In a nutshell, the usual sequence occurred wherein the Israelites turned away from God, God decides to punish them, and after their suffering God repents and allows them to return.  In this passage, after the Israelites have been in exile for about 60 years, Ezekiel describes God’s forgiving the Israelites, allowing them to return to Israel, safety in their homeland and promising them good fortune. 
How often have we heard this story?  God gives man a good deal.  Man doesn’t listen.  God punishes man.  God forgives man.  God gives man a second/third/fourth chance.  You get the idea.  All God wants is for you to be faithful to Him.  Is that too much to ask?  In return you get all the gifts that God can bestow.  Yet we repeatedly fail to heed what God says, turn to sin, suffers sin’s trials and tribulations, and only are restored to God by His good Grace.
Would that we had the fortitude to not sin again.  But we don’t.  It is only through God’s good Grace and Jesus’ sacrifice that we are saved from our own frailty.  We don’t have the power on our own to resist Satan’s call.  But with true repentance and belief we can ask for and receive forgiveness for our sins.

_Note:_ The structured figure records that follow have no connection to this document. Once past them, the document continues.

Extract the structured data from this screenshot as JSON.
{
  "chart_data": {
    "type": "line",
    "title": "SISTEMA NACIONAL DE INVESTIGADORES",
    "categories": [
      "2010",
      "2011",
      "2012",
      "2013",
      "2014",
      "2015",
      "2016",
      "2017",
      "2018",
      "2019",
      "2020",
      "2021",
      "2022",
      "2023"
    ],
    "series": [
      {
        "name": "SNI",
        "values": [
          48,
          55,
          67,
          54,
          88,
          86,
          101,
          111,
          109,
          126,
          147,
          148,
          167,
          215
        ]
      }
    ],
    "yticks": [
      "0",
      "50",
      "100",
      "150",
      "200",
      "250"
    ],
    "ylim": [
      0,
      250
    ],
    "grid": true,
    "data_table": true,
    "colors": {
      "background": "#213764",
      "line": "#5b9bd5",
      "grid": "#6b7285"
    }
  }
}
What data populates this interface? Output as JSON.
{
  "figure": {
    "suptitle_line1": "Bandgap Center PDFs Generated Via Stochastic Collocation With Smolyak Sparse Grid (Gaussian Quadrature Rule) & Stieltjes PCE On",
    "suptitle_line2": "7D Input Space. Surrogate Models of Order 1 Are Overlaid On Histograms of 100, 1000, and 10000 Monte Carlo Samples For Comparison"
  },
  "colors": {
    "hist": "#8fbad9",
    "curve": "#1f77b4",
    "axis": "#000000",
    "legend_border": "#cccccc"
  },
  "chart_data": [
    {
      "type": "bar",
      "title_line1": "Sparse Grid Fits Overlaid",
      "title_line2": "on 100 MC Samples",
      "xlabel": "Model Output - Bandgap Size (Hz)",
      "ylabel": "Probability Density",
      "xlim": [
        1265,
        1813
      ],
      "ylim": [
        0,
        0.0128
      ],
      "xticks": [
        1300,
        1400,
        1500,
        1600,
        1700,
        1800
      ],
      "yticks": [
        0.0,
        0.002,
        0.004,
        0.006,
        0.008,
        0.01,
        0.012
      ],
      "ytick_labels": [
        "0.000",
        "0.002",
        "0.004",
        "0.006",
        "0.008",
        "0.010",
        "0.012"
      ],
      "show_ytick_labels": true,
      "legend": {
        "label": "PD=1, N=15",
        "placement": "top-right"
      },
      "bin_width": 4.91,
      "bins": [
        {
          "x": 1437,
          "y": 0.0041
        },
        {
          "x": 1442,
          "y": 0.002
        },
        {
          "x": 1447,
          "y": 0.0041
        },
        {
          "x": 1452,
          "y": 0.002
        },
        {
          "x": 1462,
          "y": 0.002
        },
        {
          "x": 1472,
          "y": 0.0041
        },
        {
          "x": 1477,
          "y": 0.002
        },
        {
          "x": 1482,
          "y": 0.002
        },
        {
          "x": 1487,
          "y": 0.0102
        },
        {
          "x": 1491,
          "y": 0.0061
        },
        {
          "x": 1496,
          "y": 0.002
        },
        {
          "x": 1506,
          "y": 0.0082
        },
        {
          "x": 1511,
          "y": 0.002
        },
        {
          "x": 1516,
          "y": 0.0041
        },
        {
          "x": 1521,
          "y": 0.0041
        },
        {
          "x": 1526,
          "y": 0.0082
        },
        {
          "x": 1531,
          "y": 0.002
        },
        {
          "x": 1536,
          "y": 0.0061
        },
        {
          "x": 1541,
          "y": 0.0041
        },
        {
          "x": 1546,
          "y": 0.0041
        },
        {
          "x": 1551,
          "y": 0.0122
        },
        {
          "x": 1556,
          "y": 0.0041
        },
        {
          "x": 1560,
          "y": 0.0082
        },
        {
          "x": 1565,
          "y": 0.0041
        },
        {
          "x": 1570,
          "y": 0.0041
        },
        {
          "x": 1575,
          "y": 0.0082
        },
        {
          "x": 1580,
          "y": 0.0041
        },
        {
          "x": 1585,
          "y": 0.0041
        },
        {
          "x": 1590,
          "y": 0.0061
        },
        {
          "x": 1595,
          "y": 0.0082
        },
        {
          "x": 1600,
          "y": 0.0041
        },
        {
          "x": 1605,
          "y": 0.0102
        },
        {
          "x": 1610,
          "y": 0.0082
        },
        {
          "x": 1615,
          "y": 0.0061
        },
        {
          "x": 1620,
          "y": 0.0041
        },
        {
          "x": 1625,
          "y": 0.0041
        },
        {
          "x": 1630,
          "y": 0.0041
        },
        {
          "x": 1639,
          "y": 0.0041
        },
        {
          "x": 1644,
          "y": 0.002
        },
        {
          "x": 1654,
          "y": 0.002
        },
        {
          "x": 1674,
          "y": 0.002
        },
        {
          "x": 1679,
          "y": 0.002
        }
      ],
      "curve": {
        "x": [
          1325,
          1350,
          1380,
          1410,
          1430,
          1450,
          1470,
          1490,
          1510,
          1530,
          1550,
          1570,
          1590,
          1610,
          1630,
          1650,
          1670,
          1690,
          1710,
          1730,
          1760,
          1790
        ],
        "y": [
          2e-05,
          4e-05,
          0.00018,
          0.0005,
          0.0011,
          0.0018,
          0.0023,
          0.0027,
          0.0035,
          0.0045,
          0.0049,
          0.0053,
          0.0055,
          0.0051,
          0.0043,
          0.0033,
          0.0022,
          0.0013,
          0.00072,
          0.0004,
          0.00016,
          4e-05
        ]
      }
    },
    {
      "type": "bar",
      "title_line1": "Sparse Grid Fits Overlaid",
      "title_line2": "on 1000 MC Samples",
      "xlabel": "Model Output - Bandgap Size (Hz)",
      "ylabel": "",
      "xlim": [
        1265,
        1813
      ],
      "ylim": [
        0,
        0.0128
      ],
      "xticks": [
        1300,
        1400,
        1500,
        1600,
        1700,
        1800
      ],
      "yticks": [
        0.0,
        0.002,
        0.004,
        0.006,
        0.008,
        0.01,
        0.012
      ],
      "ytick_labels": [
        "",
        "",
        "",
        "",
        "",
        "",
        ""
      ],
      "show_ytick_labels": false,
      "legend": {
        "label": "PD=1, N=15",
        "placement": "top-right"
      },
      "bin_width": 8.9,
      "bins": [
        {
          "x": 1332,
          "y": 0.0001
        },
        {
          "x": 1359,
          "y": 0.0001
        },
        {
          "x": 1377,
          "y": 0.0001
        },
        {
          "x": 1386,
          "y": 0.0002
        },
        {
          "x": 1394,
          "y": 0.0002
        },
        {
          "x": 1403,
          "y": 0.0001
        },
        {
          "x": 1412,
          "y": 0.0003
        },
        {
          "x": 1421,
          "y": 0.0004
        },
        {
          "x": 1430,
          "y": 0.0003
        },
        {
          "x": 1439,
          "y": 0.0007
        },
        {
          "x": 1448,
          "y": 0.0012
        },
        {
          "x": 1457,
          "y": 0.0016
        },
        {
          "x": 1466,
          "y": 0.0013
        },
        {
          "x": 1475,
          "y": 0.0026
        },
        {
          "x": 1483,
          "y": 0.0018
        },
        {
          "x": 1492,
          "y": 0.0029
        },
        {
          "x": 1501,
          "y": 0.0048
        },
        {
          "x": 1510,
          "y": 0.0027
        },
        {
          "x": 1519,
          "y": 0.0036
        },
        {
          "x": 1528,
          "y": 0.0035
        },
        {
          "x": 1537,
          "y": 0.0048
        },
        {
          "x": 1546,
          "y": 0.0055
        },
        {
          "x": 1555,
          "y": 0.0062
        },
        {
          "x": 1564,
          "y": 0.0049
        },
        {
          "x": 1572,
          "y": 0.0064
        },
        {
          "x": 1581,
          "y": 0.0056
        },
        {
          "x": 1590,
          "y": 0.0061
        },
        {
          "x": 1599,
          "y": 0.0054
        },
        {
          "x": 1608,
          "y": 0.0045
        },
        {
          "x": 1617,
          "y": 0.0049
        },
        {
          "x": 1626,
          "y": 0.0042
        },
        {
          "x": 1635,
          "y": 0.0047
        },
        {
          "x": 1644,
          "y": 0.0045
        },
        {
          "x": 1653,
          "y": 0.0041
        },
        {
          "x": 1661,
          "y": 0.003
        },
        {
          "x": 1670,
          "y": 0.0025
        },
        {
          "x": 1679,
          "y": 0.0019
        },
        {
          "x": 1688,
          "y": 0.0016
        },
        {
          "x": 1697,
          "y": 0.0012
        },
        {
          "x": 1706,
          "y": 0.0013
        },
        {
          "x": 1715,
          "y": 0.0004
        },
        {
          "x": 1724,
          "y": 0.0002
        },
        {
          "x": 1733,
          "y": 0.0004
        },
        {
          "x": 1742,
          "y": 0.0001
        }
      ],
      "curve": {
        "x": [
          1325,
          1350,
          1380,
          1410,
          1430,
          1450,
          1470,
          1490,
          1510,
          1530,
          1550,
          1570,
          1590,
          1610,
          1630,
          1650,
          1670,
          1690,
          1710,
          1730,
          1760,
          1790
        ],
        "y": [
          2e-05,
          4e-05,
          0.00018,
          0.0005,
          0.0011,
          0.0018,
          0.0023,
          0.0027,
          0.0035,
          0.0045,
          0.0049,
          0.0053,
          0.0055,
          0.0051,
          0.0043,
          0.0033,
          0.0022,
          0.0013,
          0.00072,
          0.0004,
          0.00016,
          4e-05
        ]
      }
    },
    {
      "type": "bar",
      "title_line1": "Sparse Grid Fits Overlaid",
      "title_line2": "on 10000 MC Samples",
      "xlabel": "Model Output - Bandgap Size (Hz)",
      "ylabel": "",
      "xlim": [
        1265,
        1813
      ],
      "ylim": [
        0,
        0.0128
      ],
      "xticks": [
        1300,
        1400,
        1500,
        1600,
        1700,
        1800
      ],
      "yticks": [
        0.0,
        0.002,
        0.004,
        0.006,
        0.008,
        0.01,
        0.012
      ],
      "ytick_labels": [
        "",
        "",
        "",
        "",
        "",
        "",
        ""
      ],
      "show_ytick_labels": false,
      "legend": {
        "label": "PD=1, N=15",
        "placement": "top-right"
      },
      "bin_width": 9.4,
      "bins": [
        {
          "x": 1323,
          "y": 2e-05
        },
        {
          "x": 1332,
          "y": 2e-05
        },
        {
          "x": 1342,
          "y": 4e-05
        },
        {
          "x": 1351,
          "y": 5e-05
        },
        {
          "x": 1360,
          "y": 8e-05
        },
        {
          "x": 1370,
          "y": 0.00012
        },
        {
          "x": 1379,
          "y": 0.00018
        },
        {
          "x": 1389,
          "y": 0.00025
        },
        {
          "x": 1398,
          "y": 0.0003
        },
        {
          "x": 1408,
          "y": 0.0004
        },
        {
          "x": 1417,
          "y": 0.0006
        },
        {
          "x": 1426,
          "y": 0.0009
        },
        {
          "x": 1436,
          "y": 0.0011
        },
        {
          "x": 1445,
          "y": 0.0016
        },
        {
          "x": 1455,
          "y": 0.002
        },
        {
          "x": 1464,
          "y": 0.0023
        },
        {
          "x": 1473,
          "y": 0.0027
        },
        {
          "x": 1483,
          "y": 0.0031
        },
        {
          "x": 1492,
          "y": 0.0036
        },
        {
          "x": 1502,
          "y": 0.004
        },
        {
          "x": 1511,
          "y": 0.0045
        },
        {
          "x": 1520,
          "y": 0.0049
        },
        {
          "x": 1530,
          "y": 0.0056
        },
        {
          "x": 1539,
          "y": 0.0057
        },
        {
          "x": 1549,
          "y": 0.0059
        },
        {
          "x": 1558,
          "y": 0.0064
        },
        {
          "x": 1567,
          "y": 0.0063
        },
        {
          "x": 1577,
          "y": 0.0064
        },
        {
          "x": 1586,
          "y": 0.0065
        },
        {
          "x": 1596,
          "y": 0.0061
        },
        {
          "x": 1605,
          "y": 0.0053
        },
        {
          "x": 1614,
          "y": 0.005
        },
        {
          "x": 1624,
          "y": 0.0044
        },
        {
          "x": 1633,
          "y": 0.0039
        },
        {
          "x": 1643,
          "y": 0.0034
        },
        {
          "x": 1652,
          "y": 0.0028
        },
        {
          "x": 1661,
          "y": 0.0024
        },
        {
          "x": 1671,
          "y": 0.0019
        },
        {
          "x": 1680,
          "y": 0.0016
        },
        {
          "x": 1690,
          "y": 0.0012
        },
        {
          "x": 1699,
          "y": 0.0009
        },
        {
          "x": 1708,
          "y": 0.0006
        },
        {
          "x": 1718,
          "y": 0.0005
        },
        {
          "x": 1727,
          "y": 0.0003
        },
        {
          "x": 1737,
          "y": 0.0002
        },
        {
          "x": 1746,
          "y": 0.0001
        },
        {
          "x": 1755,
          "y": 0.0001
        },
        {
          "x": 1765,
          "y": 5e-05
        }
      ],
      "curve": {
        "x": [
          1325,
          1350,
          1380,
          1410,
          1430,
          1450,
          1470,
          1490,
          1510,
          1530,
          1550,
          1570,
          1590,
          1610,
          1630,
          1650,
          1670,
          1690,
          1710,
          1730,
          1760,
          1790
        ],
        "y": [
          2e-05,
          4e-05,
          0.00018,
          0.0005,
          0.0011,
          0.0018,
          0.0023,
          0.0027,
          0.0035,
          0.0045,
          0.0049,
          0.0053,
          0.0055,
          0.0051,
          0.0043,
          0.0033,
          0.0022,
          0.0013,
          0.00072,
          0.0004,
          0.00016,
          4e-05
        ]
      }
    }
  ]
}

There is very little we can accomplish on our own, but with the Gospel to guide us, Jesus’s sacrifice to take away our sins, God’s Grace to strengthen us, and God’s never ending mercy, there is nothing we can’t do in His name.

Prayer: Gracious Lord, you show us undeserved mercy throughout the ages.  We once again beseech you to let your Grace shine upon us, even though we have done little to merit it.  We all too often stop listening to you and turn away, following our own paths instead of your will.  For this, we ask for your forgiveness as we turn back to your Word.  We ask this in Jesus’ name. Amen.